Science

NASA is about to launch a laser demo that could revolutionize space communication

NASA’s upcoming laser communications relay demonstration could revolutionize the way the agency communicates with future missions across the solar system.

These lasers could lead to more high-resolution videos and photos from space than ever before, according to the agency.

The mission is scheduled to launch as a payload aboard the US Department of Defense’s Space Test Program 6 satellite on December 5 from Cape Canaveral, Florida. The launch window will remain open from 4:04 a.m. to 6:04 a.m. ET, and the agency will be sharing live coverage of the launch on NASA TV and its website.

Since 1958, NASA has used radio waves to communicate with astronauts and space missions. While radio waves have a proven track record, space missions are becoming more complex and collecting more data than before.

Think of an infrared laser as an optical connection to high-speed internet, rather than frustratingly slow dial-up internet. Laser communications will send data back to Earth from geosynchronous orbit, 22,000 miles (35,406 kilometers) above Earth’s surface at 1.2 gigabits per second, which is like downloading an entire movie in less than a minute.

This will improve data transmission rates 10 to 100 times better than radio waves. Infrared lasers, invisible to our eyes, have shorter wavelengths than radio waves, so they can transmit more data at once.

With the current radio wave system, it would take nine weeks to send out a complete map of Mars – but a laser could do that in nine days.

The Laser Communications Relay Show is NASA’s first end-to-end laser relay system that will transmit and receive data from space to two ground optical stations at Table Mountain, California, and Haleakala, Hawaii. These stations contain telescopes that can receive the light from the laser and translate it into digital data. Unlike radio antennas, laser communication receivers can be up to 44 times smaller. Since the satellite can send and receive data, it is a true two-way system.

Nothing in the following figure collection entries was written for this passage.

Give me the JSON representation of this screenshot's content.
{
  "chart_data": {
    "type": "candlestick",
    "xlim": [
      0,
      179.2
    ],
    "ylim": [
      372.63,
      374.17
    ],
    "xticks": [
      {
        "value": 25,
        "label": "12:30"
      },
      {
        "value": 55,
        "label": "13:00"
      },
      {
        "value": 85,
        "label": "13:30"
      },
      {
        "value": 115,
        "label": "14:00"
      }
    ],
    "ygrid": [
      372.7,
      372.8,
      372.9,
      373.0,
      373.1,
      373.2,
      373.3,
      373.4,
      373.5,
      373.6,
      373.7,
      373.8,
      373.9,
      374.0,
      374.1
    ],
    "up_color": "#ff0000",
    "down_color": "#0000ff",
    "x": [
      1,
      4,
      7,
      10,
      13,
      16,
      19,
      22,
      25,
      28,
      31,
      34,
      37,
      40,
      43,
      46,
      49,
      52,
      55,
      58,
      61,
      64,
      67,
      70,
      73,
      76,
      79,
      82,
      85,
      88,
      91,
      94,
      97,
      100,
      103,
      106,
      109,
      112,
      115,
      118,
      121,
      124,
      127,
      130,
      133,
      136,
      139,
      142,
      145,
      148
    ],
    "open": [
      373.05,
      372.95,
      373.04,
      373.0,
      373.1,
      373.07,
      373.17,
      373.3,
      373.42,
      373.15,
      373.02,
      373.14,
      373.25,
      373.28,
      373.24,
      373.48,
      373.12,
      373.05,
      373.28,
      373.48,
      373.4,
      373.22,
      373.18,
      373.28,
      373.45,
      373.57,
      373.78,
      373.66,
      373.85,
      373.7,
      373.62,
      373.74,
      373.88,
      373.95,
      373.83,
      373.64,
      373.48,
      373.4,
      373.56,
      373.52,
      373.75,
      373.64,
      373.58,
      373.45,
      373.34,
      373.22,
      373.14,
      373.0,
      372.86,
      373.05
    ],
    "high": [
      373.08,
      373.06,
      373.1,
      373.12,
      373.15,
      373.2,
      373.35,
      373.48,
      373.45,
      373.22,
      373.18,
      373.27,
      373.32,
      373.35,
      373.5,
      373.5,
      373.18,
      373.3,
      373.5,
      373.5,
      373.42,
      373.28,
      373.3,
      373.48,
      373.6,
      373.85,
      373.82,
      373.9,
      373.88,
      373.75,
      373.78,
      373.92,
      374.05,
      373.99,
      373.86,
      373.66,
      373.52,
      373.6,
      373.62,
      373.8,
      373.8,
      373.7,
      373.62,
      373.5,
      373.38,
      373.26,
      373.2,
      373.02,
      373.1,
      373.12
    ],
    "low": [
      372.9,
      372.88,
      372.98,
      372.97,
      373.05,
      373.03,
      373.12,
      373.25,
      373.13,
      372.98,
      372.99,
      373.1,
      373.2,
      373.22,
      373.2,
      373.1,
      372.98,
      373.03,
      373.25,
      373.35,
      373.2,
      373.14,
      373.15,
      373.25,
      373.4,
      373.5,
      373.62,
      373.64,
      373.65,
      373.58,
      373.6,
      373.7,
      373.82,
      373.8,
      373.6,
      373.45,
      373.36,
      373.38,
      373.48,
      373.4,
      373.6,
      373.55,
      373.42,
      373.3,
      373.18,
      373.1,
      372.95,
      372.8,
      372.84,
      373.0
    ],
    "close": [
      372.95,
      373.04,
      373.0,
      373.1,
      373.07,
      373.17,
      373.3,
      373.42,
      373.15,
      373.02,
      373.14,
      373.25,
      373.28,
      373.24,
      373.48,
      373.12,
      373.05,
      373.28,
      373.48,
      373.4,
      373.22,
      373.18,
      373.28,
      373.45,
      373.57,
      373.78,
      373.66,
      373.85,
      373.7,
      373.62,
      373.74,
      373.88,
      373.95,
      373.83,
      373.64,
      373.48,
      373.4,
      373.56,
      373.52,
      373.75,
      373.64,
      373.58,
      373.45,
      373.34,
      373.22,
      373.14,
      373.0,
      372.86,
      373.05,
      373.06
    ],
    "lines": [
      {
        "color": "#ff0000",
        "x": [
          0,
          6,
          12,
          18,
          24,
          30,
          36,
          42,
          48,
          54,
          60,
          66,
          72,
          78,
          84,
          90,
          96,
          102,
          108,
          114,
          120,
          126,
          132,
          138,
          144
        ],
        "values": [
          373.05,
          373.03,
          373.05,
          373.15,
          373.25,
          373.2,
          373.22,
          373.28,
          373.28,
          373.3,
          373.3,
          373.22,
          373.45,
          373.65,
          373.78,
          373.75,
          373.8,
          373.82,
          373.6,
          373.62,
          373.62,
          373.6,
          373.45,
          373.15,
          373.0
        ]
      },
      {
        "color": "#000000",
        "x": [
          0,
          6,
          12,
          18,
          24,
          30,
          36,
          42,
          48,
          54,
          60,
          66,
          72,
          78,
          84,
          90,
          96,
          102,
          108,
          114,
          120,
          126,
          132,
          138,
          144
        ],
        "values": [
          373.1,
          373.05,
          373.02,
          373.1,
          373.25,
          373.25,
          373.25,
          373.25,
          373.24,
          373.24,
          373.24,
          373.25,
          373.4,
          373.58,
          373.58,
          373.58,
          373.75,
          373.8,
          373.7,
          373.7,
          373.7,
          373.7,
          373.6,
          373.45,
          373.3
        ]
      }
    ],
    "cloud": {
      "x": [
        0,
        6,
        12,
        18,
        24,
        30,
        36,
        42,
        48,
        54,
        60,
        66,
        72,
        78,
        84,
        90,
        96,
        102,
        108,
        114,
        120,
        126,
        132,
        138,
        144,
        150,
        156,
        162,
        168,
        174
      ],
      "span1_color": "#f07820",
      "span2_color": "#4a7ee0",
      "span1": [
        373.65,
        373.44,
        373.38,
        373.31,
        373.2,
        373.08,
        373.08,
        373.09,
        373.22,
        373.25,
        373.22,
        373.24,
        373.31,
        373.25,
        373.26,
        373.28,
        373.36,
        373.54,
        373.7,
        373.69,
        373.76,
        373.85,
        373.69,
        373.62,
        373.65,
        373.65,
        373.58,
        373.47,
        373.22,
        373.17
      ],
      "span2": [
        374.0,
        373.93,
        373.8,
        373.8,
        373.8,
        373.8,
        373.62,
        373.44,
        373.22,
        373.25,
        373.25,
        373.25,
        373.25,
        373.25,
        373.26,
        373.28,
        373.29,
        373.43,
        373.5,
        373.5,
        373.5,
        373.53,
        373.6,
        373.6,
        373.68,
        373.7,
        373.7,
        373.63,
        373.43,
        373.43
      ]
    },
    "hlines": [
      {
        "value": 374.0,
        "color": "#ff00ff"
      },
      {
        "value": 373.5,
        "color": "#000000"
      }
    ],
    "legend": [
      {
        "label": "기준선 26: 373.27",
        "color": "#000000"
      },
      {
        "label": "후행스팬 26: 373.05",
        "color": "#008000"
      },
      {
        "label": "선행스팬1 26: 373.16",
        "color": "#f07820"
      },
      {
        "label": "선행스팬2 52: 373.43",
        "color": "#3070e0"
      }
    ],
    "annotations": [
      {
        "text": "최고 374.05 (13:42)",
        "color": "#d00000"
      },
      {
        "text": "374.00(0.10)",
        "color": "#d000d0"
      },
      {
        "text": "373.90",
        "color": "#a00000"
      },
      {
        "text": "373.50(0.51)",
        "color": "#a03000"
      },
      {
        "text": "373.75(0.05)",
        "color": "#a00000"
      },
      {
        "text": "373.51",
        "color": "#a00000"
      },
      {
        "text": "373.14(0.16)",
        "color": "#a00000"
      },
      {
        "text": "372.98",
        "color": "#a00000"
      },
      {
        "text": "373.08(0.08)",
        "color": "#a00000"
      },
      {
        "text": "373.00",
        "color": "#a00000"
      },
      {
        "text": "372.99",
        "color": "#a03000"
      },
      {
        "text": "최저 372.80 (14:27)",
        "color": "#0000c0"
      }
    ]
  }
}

The only cutout for ground-based laser receivers Are atmospheric disturbances, such as clouds and turbulences that can interfere with laser signals transmitted through the atmosphere. The remote sites of the two receivers were chosen with this in mind as they both have clear climatic conditions at high altitudes.

Once the mission is in orbit, the team at the operations center in Las Cruces, New Mexico, will activate the laser communications demonstration and prepare it to send the tests to ground stations.

The most powerful telescope ever built is about to change the way we see the universe

The mission is expected to take two years to conduct tests and experiments before it begins to support space missions, including an optical station that will be installed on the International Space Station in the future. It will be able to send data from science experiments on the space station to the satellite, which will return it to Earth.

The display acts as a relay satellite, eliminating the need for future missions to have line-of-sight antennas directly on the ground. The satellite could help reduce the size, weight, and power requirements for communications on future spacecraft — although this mission is about the size of a king’s order.

This means that launching future missions may be less costly and there will be scope for more scientific tools.

Other missions currently in development that can test laser communication capabilities include the Orion Artemis II optical communications system, which will allow an ultra-high-resolution video feed between NASA and lunar-adventurous Artemis astronauts.

The Psyche mission, which launches in 2022, will reach the asteroid’s destination in 2026. The mission will study a metallic asteroid more than 150 million miles (241 million km) long. away and test a deep space optical communication laser to send data back to Earth.